Pour autant, l’office des juges du fond n’en reste pas moins rigoureux, notamment dans l’appréhension des autres critères que sont l’identité d’activités, d’organisation et de lieux. Ainsi, dans la seconde affaire du 23 octobre 2019, une salariée ayant fait l’objet d’un licenciement pour motif économique prétendait que son employeur n’avait pas respecté son obligation de reclassement. A ce titre, la salariée visait une autre entreprise qui non seulement était dirigée par le même gérant mais qui, encore, assurait la gestion administrative de son employeur. Déboutée par la cour d’appel, l’intéressée se pourvoit en cassation. La Cour de cassation rappelle déjà qu’en matière de périmètre de reclassement, la preuve est partagée entre l’employeur et le salarié. Sur la base des éléments de preuve rapportés ainsi par les parties, la Cour de cassation rejette le pourvoi et juge que l’identité de direction, c’est-à-dire la présence d’un même gérant, est insuffisante à caractériser la permutabilité du personnel entre les deux sociétés. Ici, le critère de permutation du personnel retrouve son importance.

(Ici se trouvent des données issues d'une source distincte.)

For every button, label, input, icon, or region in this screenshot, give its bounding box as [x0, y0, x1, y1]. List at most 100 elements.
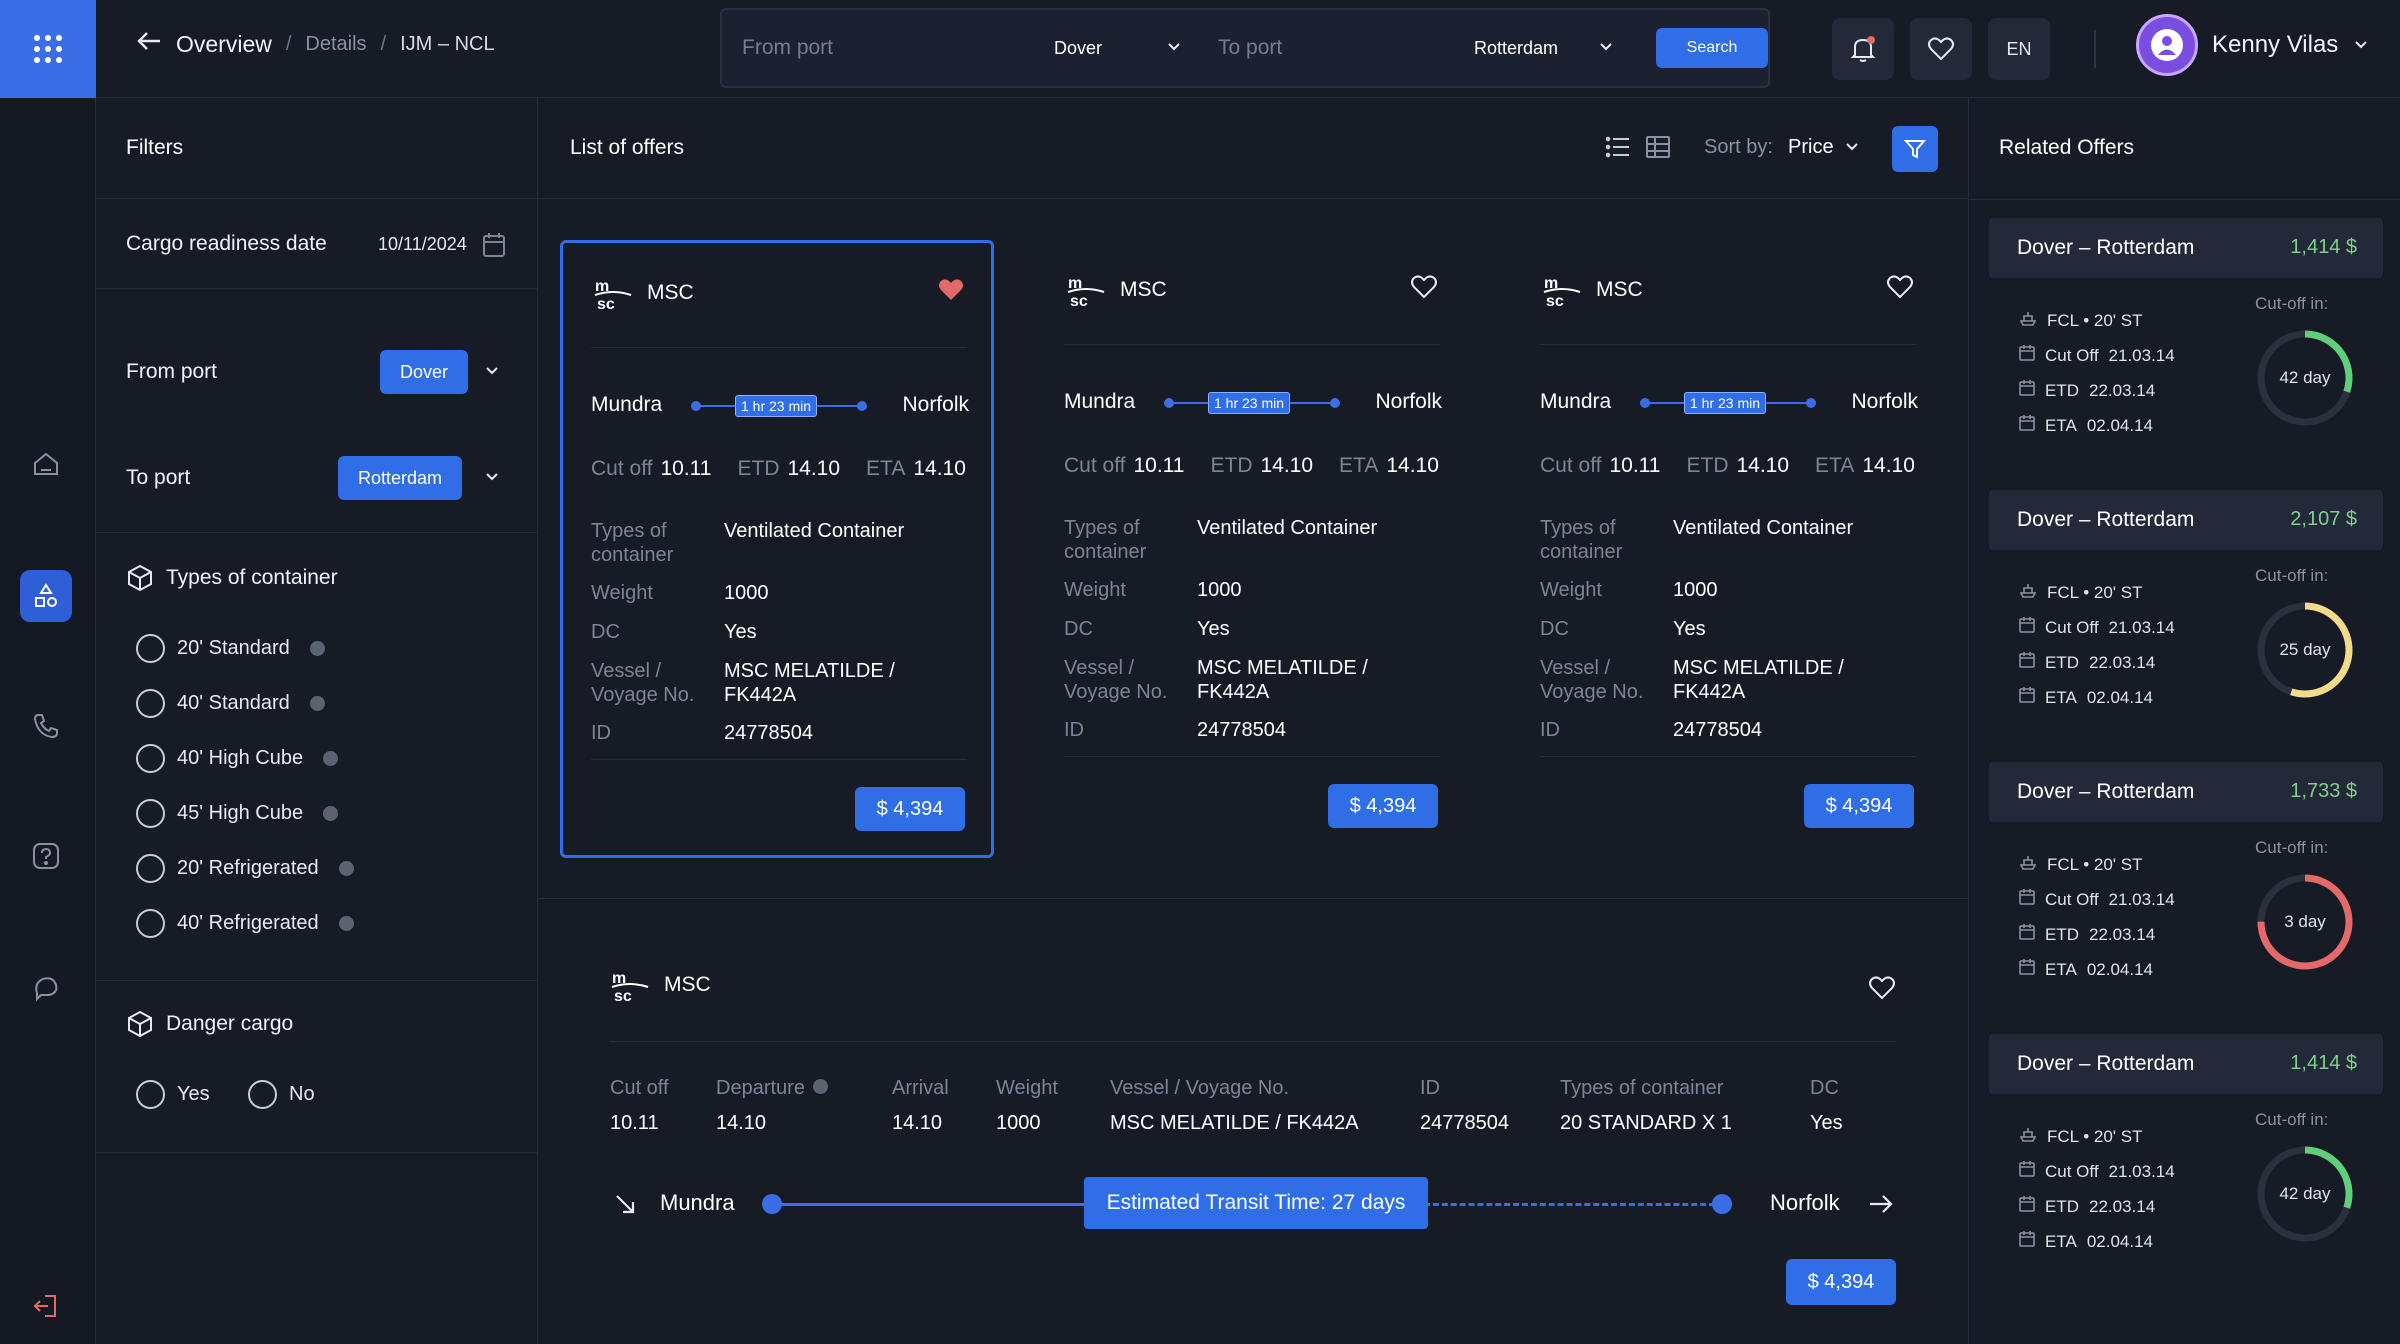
logout-icon[interactable]	[20, 1280, 72, 1332]
favorite-heart-icon[interactable]	[1886, 274, 1914, 305]
to-port-select[interactable]: Rotterdam	[1474, 38, 1558, 59]
price-button[interactable]: $ 4,394	[855, 787, 965, 831]
related-etd-row: ETD 22.03.14	[2019, 924, 2155, 945]
info-icon[interactable]	[812, 1079, 828, 1094]
grid-view-icon[interactable]	[1646, 136, 1670, 163]
search-button[interactable]: Search	[1656, 28, 1768, 68]
detail-label: Types of container	[1560, 1077, 1724, 1099]
help-icon[interactable]	[20, 830, 72, 882]
related-offer-header[interactable]: Dover – Rotterdam 1,733 $	[1989, 762, 2383, 822]
filter-button[interactable]	[1892, 126, 1938, 172]
cutoff-in-label: Cut-off in:	[2255, 1110, 2329, 1129]
to-port-filter[interactable]: Rotterdam	[338, 456, 463, 500]
detail-value: MSC MELATILDE / FK442A	[1197, 657, 1368, 703]
calendar-icon[interactable]	[482, 232, 506, 263]
info-icon[interactable]	[323, 806, 339, 821]
detail-value: Yes	[1810, 1112, 1843, 1134]
container-option[interactable]: 20' Standard	[136, 634, 325, 663]
from-port-placeholder[interactable]: From port	[742, 36, 833, 60]
home-icon[interactable]	[20, 438, 72, 490]
box-icon	[126, 1010, 154, 1043]
language-button[interactable]: EN	[1988, 18, 2050, 80]
chat-icon[interactable]	[20, 962, 72, 1014]
radio-button[interactable]	[136, 799, 165, 828]
eta-value: 14.10	[913, 457, 966, 480]
related-price: 1,733 $	[2290, 780, 2357, 802]
price-button[interactable]: $ 4,394	[1786, 1259, 1896, 1305]
radio-button[interactable]	[136, 689, 165, 718]
cutoff-days: 3 day	[2284, 912, 2326, 931]
cargo-date-input[interactable]: 10/11/2024	[378, 234, 467, 255]
shapes-icon[interactable]	[20, 570, 72, 622]
info-icon[interactable]	[309, 641, 325, 656]
detail-label: Weight	[591, 582, 653, 604]
avatar[interactable]	[2136, 14, 2198, 76]
divider	[96, 198, 538, 199]
container-option[interactable]: 40' Refrigerated	[136, 909, 354, 938]
related-offer-header[interactable]: Dover – Rotterdam 2,107 $	[1989, 490, 2383, 550]
radio-button[interactable]	[136, 854, 165, 883]
favorite-heart-icon[interactable]	[1410, 274, 1438, 305]
eta-label: ETA	[1815, 454, 1855, 477]
notifications-button[interactable]	[1832, 18, 1894, 80]
divider	[610, 1041, 1896, 1042]
info-icon[interactable]	[338, 861, 354, 876]
related-offer-header[interactable]: Dover – Rotterdam 1,414 $	[1989, 218, 2383, 278]
svg-text:sc: sc	[1070, 293, 1088, 310]
user-menu[interactable]: Kenny Vilas	[2136, 14, 2370, 76]
danger-yes-option[interactable]: Yes	[136, 1080, 210, 1109]
radio-button[interactable]	[248, 1080, 277, 1109]
favorite-heart-icon[interactable]	[1868, 975, 1896, 1006]
chevron-down-icon[interactable]	[2352, 39, 2370, 51]
offer-card[interactable]: m sc MSC Mundra 1 hr 23 min Norfolk Cut o…	[1512, 240, 1946, 858]
cutoff-gauge: 3 day	[2253, 870, 2357, 974]
offer-card[interactable]: m sc MSC Mundra 1 hr 23 min Norfolk Cut o…	[1036, 240, 1470, 858]
chevron-down-icon[interactable]	[1598, 40, 1614, 58]
danger-no-option[interactable]: No	[248, 1080, 315, 1109]
detail-label: ID	[591, 722, 611, 744]
calendar-icon	[2019, 380, 2035, 401]
calendar-icon	[2019, 415, 2035, 436]
from-port-filter[interactable]: Dover	[380, 350, 469, 394]
to-port-placeholder[interactable]: To port	[1218, 36, 1282, 60]
offer-row[interactable]: m sc MSC Cut off 10.11 Departure 14.10 Arri…	[538, 899, 1968, 1344]
container-option[interactable]: 20' Refrigerated	[136, 854, 354, 883]
offer-card[interactable]: m sc MSC Mundra 1 hr 23 min Norfolk Cut o…	[560, 240, 994, 858]
favorite-heart-icon[interactable]	[937, 277, 965, 308]
related-type-row: FCL • 20' ST	[2019, 854, 2142, 875]
price-button[interactable]: $ 4,394	[1804, 784, 1914, 828]
related-offer-header[interactable]: Dover – Rotterdam 1,414 $	[1989, 1034, 2383, 1094]
user-name[interactable]: Kenny Vilas	[2212, 31, 2338, 59]
detail-label: ID	[1540, 719, 1560, 741]
related-cutoff-row: Cut Off 21.03.14	[2019, 1161, 2175, 1182]
cutoff-label: Cut off	[1540, 454, 1602, 477]
container-option[interactable]: 40' High Cube	[136, 744, 339, 773]
info-icon[interactable]	[309, 696, 325, 711]
chevron-down-icon[interactable]	[484, 364, 500, 382]
detail-value: Ventilated Container	[724, 520, 905, 542]
radio-button[interactable]	[136, 634, 165, 663]
container-option-label: 45' High Cube	[177, 802, 304, 824]
list-view-icon[interactable]	[1605, 136, 1630, 163]
price-button[interactable]: $ 4,394	[1328, 784, 1438, 828]
related-eta-row: ETA 02.04.14	[2019, 959, 2153, 980]
info-icon[interactable]	[323, 751, 339, 766]
chevron-down-icon[interactable]	[484, 470, 500, 488]
favorites-button[interactable]	[1910, 18, 1972, 80]
phone-icon[interactable]	[20, 700, 72, 752]
sort-select[interactable]: Price	[1788, 136, 1834, 159]
from-port-select[interactable]: Dover	[1054, 38, 1102, 59]
radio-button[interactable]	[136, 909, 165, 938]
back-arrow-icon[interactable]	[136, 30, 162, 58]
container-option[interactable]: 40' Standard	[136, 689, 325, 718]
chevron-down-icon[interactable]	[1844, 140, 1860, 158]
apps-grid-icon[interactable]	[0, 0, 96, 98]
radio-button[interactable]	[136, 1080, 165, 1109]
divider	[96, 1152, 538, 1153]
info-icon[interactable]	[338, 916, 354, 931]
radio-button[interactable]	[136, 744, 165, 773]
breadcrumb-overview[interactable]: Overview	[176, 31, 272, 58]
container-option[interactable]: 45' High Cube	[136, 799, 339, 828]
breadcrumb-details[interactable]: Details	[305, 33, 366, 56]
chevron-down-icon[interactable]	[1166, 40, 1182, 58]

En fonction des types de licenciement ainsi que de la structure des entités composant le groupe, le critère de permutabilité du personnel prend plus ou moins d’importance aux termes des différentes jurisprudences rendues. Cette insécurité juridique doit encourager à redoubler de vigilance, au besoin par l’intervention d’un audit sur le type de reclassement à déployer dans chaque cas. Une telle incertitude est peut-être toutefois sur le déclin. En effet, les ordonnances du 22 septembre 2017 dites Macron sont venues introduire dans le code du travail le critère de permutation du personnel dans chacun des trois textes relatifs à l’obligation de reclassement, qu’elle résulte d’une inaptitude professionnelle (C. Trav., art. L.1226-10), non professionnelle (C. Trav., art. L.1226-2) ou d’un licenciement économique (C. Trav., art. L.1233-4). Tant les justiciables que les juges ne pourront donc plus, a priori, faire l’économie de ce critère aujourd’hui textuel.